Ártemis (Artemisia, Diana, en Roma) era una diosa mayor del panteón griego. Hermana gemela de Apolo, moraba los bosques, y controlaba los lindes entre la selva, en la que moraban alimañas y bárbaros, y el espacio cultivado, domesticado, tierra de hombres, rebaños y cultivos.
Equivalía a la oriental Cibeles, la Potnia Thea o Señora de las Bestias anatólica, la diosa que mandaba sobre las fieras, y que se hacía acompañar de leones o de toros que la respetaban.
Cuentan numerosos mitos lo que aconteció a los hombres cuando, por error o movidos por la curiosidad, cruzaron las fronteras del espacio civilizado y se adentraron en la espesura de los bosques. De inmediato, la oscuridad les sorprendía. Pronto, la falta de sendas y la maleza enmarañada los ´desorientaba. Trataban de regresar, pero se hallaban en un laberinto que, sin que se dieran cuenta, los llevaba hacia el corazón del bosque. De pronto, un leve resplandor les devolvía la confianza. Sin duda, se dirigían hacia un lugar poblado donde podrían descansar. Por fin, el bosque se despejaba. En un claro del bosque, en el que los rayos penetraban, dioses y ninfas se bañaban en un lago o con la luz. A menudo, la diosa era Ártemis. Su cuerpo desnudo, blanquísimo, deslumbraba. Al verse sorprendida por ojos humanos, se protegía detrás del coro de las ninfas, y cegaba al incauto. Ya no podría contemplar, extasiado, el cuerpo divino. A menudo, incluso, el cazador era metamorfoseado en un animal pronto devorado por las fieras.
El espacio de los dioses era pues inviolable. Ningún humano podía hollarlo impunemente.
Los hombres vivían dentro de los límites de unas tierras que habían hecho suyas, rodeadas por los amplios y sombríos espacios, en los que la oscuridad y la luz cegadora se alternaban, en los que moraban los dioses. Éstos se hallaban más allá del mundo conocido, y un cerco amenazante los protegía. Los dioses griegos podían asemejarse a los hombres, pero no eran humanos. Su espacio propio era el espacio primigenio, indómito: los riscos, las simas, las selvas.
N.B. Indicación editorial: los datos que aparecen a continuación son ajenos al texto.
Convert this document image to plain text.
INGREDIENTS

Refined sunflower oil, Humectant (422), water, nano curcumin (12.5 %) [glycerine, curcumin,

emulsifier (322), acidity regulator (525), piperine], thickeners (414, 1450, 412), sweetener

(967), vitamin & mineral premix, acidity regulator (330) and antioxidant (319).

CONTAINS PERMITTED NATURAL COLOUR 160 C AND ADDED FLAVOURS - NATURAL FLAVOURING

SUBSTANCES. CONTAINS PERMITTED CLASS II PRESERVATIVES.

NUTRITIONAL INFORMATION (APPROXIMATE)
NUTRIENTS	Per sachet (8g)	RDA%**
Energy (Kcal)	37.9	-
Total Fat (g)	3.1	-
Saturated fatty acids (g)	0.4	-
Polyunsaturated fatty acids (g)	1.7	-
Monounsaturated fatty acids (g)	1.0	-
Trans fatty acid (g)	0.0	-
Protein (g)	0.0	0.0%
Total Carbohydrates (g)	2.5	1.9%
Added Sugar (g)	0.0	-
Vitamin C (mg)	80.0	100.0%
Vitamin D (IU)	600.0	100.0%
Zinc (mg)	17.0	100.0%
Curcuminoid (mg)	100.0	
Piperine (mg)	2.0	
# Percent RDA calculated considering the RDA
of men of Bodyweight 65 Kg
Los templos griegos se distinguían de los mesopotámicos por su ubicación aislada, incluso en la ciudades, en lo alto de los montes o acrópolis. Un perímetro porticado ceñía la capilla en la que moraba la divinidad. Los templos egipcias también incluían un bosque de columnas. Mas ése se hallaba en el interior: evocaba la tierra primigenia que emergía, la tierra que se disponía a ser habitada. Por el contrario, las columnas de los templos griegos defienden la morada de la divinidad. Ésta se halla en el corazón de un bosque de altos fustes, coronados por tallos y hojas jónicos, inspirados en los troncos arbóreos.
Se ha escrito a menudo que los espacios porticados de los templos griegos invitaban a los ciudadanos a recorrerlos, como si los dioses estuvieran próximos a los hombres.
Mas los templos siempre eran refugios aislados y altivos, situados por encima o al margen del espacio profano. En verdad, la estructura del templo recuerda el bosque de los inicios en los que los dioses vivían libres de la contemplación humana. A los hombres no les era dado mirar a la cara ni el cuerpo de las divinidades. Los templos recordaban la presencia de la naturaleza indómita en el centro de la ciudad, en la que solo los dioses podían morar. Por el contrario, cuando los mortales se adentraban en ella emprendían un viaje sin retorno. Las columnas de los templos griegos, a menudo imponentes, marcaban la naturaleza esencialmente distinta del espacio divino, espacio sobre el que los hombres nada podían, espacio que les era vetado. Un templo, compuesto por una capilla y un cerco de columnas era un fragmento de naturaleza salvaje implantada en lo alto de la ciudad. ¡Ay del que tratara de penetrar en el templo sin la debida preparación!.